Précisément pour les actes qui ont été commis pendant la guerre, il peut être difficile de décider si l’illégalité et l’illégitimité des actes étaient connues. En temps de paix chacun sait qu’il n’a pas le droit de tuer son prochain et que la propriété est inviolable. Mais en temps de guerre ces actes sont en partie licites. Le soldat peut tuer l’ennemi. L’appropriation de biens étrangers est permise dans des conditions déterminées. L’individu qui commet l’infraction, ainsi que les membres n’ont donc, pour les actes qui ont été commis en temps de guerre, conscience de leur caractère illégal que s’ils connaissent les limites posées par le Droit.

En ce qui concerne les organisations, il est particulièrement nécessaire de procéder à un examen très strict, car il s’agit, pour la plus grande partie de leurs membres, de personnes n’ayant aucune connaissance de la loi ni des limites du Droit des gens.

Je crois que c’est aussi l’opinion de M. le Procureur Général américain qui dans son exposé fondamental du 20 novembre 1945 a déclaré qu’un soldat commandé pour un peloton d’exécution ne peut pas faire une enquête sur la légalité de l’exécution.

En examinant si les membres avaient connaissance de l’illégalité et de l’illégitimité des actes considérés, il ne faut pas commettre l’erreur de supposer que de simples membres de l’organisation aient pu avoir à cette époque les connaissances que nous avons acquises maintenant, au cours de ce Procès, en étudiant les documents des archives secrètes.

C’est précisément dans la procédure contre le SD qu’on a présenté une grande quantité de lettres secrètes, de documents et de dispositions qui ne concernaient que l’activité interne de services isolés. Le contenu de ces lettres indique évidemment qu’elles n’étaient pas adressées à tous les membres, mais seulement à un petit cercle bien déterminé. A ce sujet, je ne donnerai comme exemple que le document L-180 bien connu, le rapport de Stahlecker sur l’activité de l’Einsatzgruppe A.

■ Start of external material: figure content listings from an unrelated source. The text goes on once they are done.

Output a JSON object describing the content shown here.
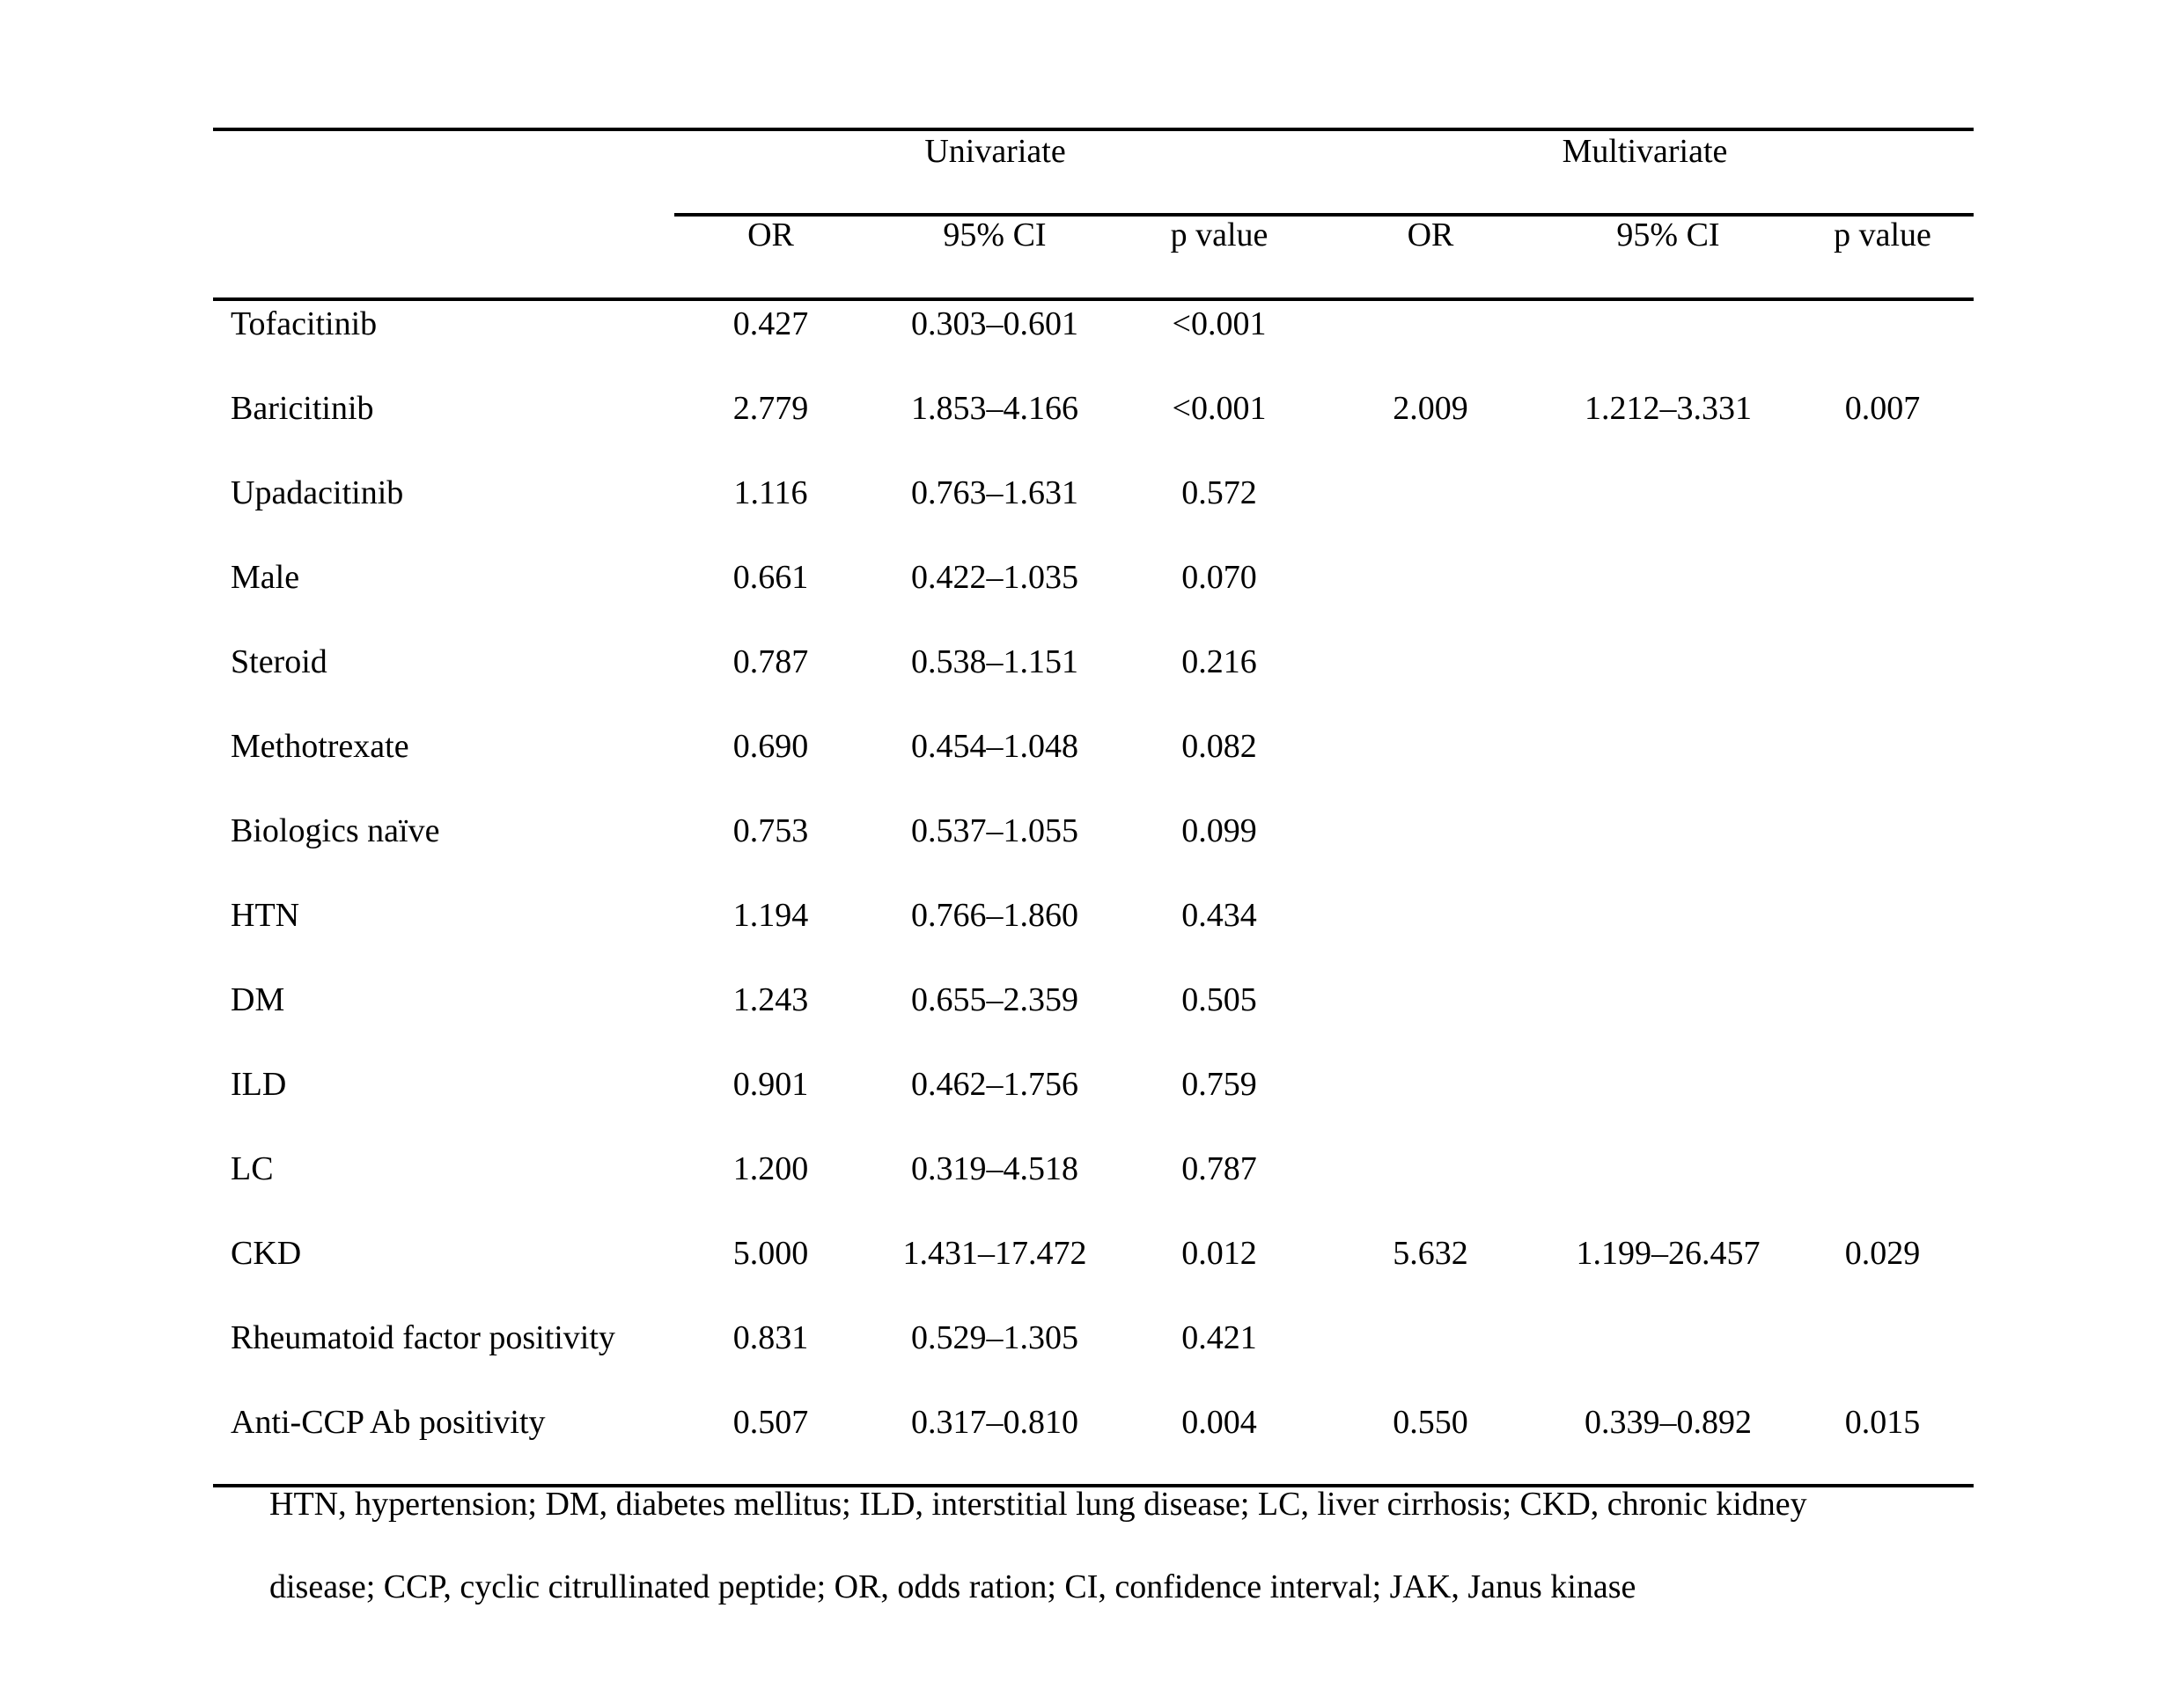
{
  "table": {
    "group_headers": {
      "univariate": "Univariate",
      "multivariate": "Multivariate"
    },
    "column_headers": {
      "u_or": "OR",
      "u_ci": "95% CI",
      "u_p": "p value",
      "m_or": "OR",
      "m_ci": "95% CI",
      "m_p": "p value"
    },
    "rows": [
      {
        "label": "Tofacitinib",
        "u_or": "0.427",
        "u_ci": "0.303–0.601",
        "u_p": "<0.001",
        "m_or": "",
        "m_ci": "",
        "m_p": ""
      },
      {
        "label": "Baricitinib",
        "u_or": "2.779",
        "u_ci": "1.853–4.166",
        "u_p": "<0.001",
        "m_or": "2.009",
        "m_ci": "1.212–3.331",
        "m_p": "0.007"
      },
      {
        "label": "Upadacitinib",
        "u_or": "1.116",
        "u_ci": "0.763–1.631",
        "u_p": "0.572",
        "m_or": "",
        "m_ci": "",
        "m_p": ""
      },
      {
        "label": "Male",
        "u_or": "0.661",
        "u_ci": "0.422–1.035",
        "u_p": "0.070",
        "m_or": "",
        "m_ci": "",
        "m_p": ""
      },
      {
        "label": "Steroid",
        "u_or": "0.787",
        "u_ci": "0.538–1.151",
        "u_p": "0.216",
        "m_or": "",
        "m_ci": "",
        "m_p": ""
      },
      {
        "label": "Methotrexate",
        "u_or": "0.690",
        "u_ci": "0.454–1.048",
        "u_p": "0.082",
        "m_or": "",
        "m_ci": "",
        "m_p": ""
      },
      {
        "label": "Biologics naïve",
        "u_or": "0.753",
        "u_ci": "0.537–1.055",
        "u_p": "0.099",
        "m_or": "",
        "m_ci": "",
        "m_p": ""
      },
      {
        "label": "HTN",
        "u_or": "1.194",
        "u_ci": "0.766–1.860",
        "u_p": "0.434",
        "m_or": "",
        "m_ci": "",
        "m_p": ""
      },
      {
        "label": "DM",
        "u_or": "1.243",
        "u_ci": "0.655–2.359",
        "u_p": "0.505",
        "m_or": "",
        "m_ci": "",
        "m_p": ""
      },
      {
        "label": "ILD",
        "u_or": "0.901",
        "u_ci": "0.462–1.756",
        "u_p": "0.759",
        "m_or": "",
        "m_ci": "",
        "m_p": ""
      },
      {
        "label": "LC",
        "u_or": "1.200",
        "u_ci": "0.319–4.518",
        "u_p": "0.787",
        "m_or": "",
        "m_ci": "",
        "m_p": ""
      },
      {
        "label": "CKD",
        "u_or": "5.000",
        "u_ci": "1.431–17.472",
        "u_p": "0.012",
        "m_or": "5.632",
        "m_ci": "1.199–26.457",
        "m_p": "0.029"
      },
      {
        "label": "Rheumatoid factor positivity",
        "u_or": "0.831",
        "u_ci": "0.529–1.305",
        "u_p": "0.421",
        "m_or": "",
        "m_ci": "",
        "m_p": ""
      },
      {
        "label": "Anti-CCP Ab positivity",
        "u_or": "0.507",
        "u_ci": "0.317–0.810",
        "u_p": "0.004",
        "m_or": "0.550",
        "m_ci": "0.339–0.892",
        "m_p": "0.015"
      }
    ],
    "footnote_lines": [
      "HTN, hypertension; DM, diabetes mellitus; ILD, interstitial lung disease; LC, liver cirrhosis; CKD, chronic kidney",
      "disease; CCP, cyclic citrullinated peptide; OR, odds ration; CI, confidence interval; JAK, Janus kinase"
    ]
  }
}
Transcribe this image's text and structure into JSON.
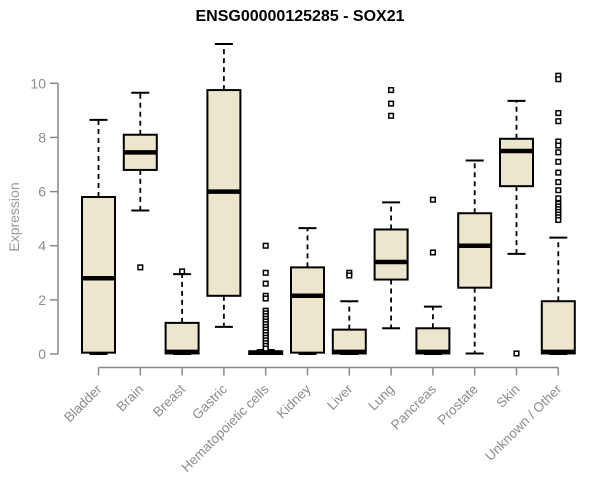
{
  "chart_data": {
    "type": "boxplot",
    "title": "ENSG00000125285 - SOX21",
    "ylabel": "Expression",
    "xlabel": "",
    "ylim": [
      0,
      11.6
    ],
    "yticks": [
      0,
      2,
      4,
      6,
      8,
      10
    ],
    "grid": false,
    "legend": "none",
    "categories": [
      "Bladder",
      "Brain",
      "Breast",
      "Gastric",
      "Hematopoietic cells",
      "Kidney",
      "Liver",
      "Lung",
      "Pancreas",
      "Prostate",
      "Skin",
      "Unknown / Other"
    ],
    "boxes": [
      {
        "name": "Bladder",
        "whisker_low": 0,
        "q1": 0.05,
        "median": 2.8,
        "q3": 5.8,
        "whisker_high": 8.65,
        "outliers": []
      },
      {
        "name": "Brain",
        "whisker_low": 5.3,
        "q1": 6.8,
        "median": 7.45,
        "q3": 8.1,
        "whisker_high": 9.65,
        "outliers": [
          3.2
        ]
      },
      {
        "name": "Breast",
        "whisker_low": 0,
        "q1": 0.02,
        "median": 0.08,
        "q3": 1.15,
        "whisker_high": 2.95,
        "outliers": [
          3.05
        ]
      },
      {
        "name": "Gastric",
        "whisker_low": 1.0,
        "q1": 2.15,
        "median": 6.0,
        "q3": 9.75,
        "whisker_high": 11.45,
        "outliers": []
      },
      {
        "name": "Hematopoietic cells",
        "whisker_low": 0,
        "q1": 0,
        "median": 0.05,
        "q3": 0.1,
        "whisker_high": 0.15,
        "outliers": [
          4.0,
          3.0,
          2.6,
          2.15,
          2.05,
          1.6,
          1.5,
          1.4,
          1.3,
          1.2,
          1.1,
          1.0,
          0.9,
          0.8,
          0.7,
          0.6,
          0.5,
          0.4,
          0.3,
          0.2
        ]
      },
      {
        "name": "Kidney",
        "whisker_low": 0,
        "q1": 0.05,
        "median": 2.15,
        "q3": 3.2,
        "whisker_high": 4.65,
        "outliers": []
      },
      {
        "name": "Liver",
        "whisker_low": 0,
        "q1": 0.02,
        "median": 0.08,
        "q3": 0.9,
        "whisker_high": 1.95,
        "outliers": [
          3.0,
          2.9
        ]
      },
      {
        "name": "Lung",
        "whisker_low": 0.95,
        "q1": 2.75,
        "median": 3.4,
        "q3": 4.6,
        "whisker_high": 5.6,
        "outliers": [
          9.75,
          9.25,
          8.8
        ]
      },
      {
        "name": "Pancreas",
        "whisker_low": 0,
        "q1": 0.02,
        "median": 0.08,
        "q3": 0.95,
        "whisker_high": 1.75,
        "outliers": [
          5.7,
          3.75
        ]
      },
      {
        "name": "Prostate",
        "whisker_low": 0.02,
        "q1": 2.45,
        "median": 4.0,
        "q3": 5.2,
        "whisker_high": 7.15,
        "outliers": []
      },
      {
        "name": "Skin",
        "whisker_low": 3.7,
        "q1": 6.2,
        "median": 7.5,
        "q3": 7.95,
        "whisker_high": 9.35,
        "outliers": [
          0.02
        ]
      },
      {
        "name": "Unknown / Other",
        "whisker_low": 0,
        "q1": 0.02,
        "median": 0.08,
        "q3": 1.95,
        "whisker_high": 4.3,
        "outliers": [
          10.28,
          10.15,
          8.9,
          8.6,
          7.85,
          7.7,
          7.45,
          7.1,
          6.7,
          6.35,
          6.05,
          5.75,
          5.55,
          5.45,
          5.35,
          5.25,
          5.15,
          5.05,
          4.95
        ]
      }
    ]
  },
  "colors": {
    "background": "#ffffff",
    "box_fill": "#ECE7CC",
    "box_stroke": "#000000",
    "median": "#000000",
    "whisker": "#000000",
    "outlier_fill": "#ffffff",
    "outlier_stroke": "#000000",
    "axis": "#888888",
    "tick_label": "#8C8C8C",
    "axis_label": "#999999",
    "title": "#000000"
  }
}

On constate donc dès maintenant qu’une grande partie des preuves présentées par le Ministère Public pour la condamnation collective des membres du SD n’atteint pas son but. Les documents eux-mêmes n’apportent pas la preuve que les coupables avaient conscience de l’illégalité d’e leurs actes, car il faudrait pour cela, connaître les circonstances précises de ces actes. De plus il faudrait encore prouver que les membres du SD : a) avaient connaissance de ces actes et, b) savaient que ces actes étaient illégaux ou au moins illégitimes.

Je considère qu’il n’est pas nécessaire que je soulève cette question, dans la seconde partie de mon exposé, à propos de chacune des actions imputées au SD, mais je pense qu’il me suffit de poser le problème d’une façon générale et de laisser le Tribunal examiner les cas particuliers. Cependant, pour aucun des cas. particuliers imputés à charge au SD, ni pour aucun des documents présentés contre lui, le Tribunal...

LE PRÉSIDENT

Ne serait-il pas temps de suspendre l’audience ?

(L’audience sera reprise le 27 août 2946 à 10 heures.)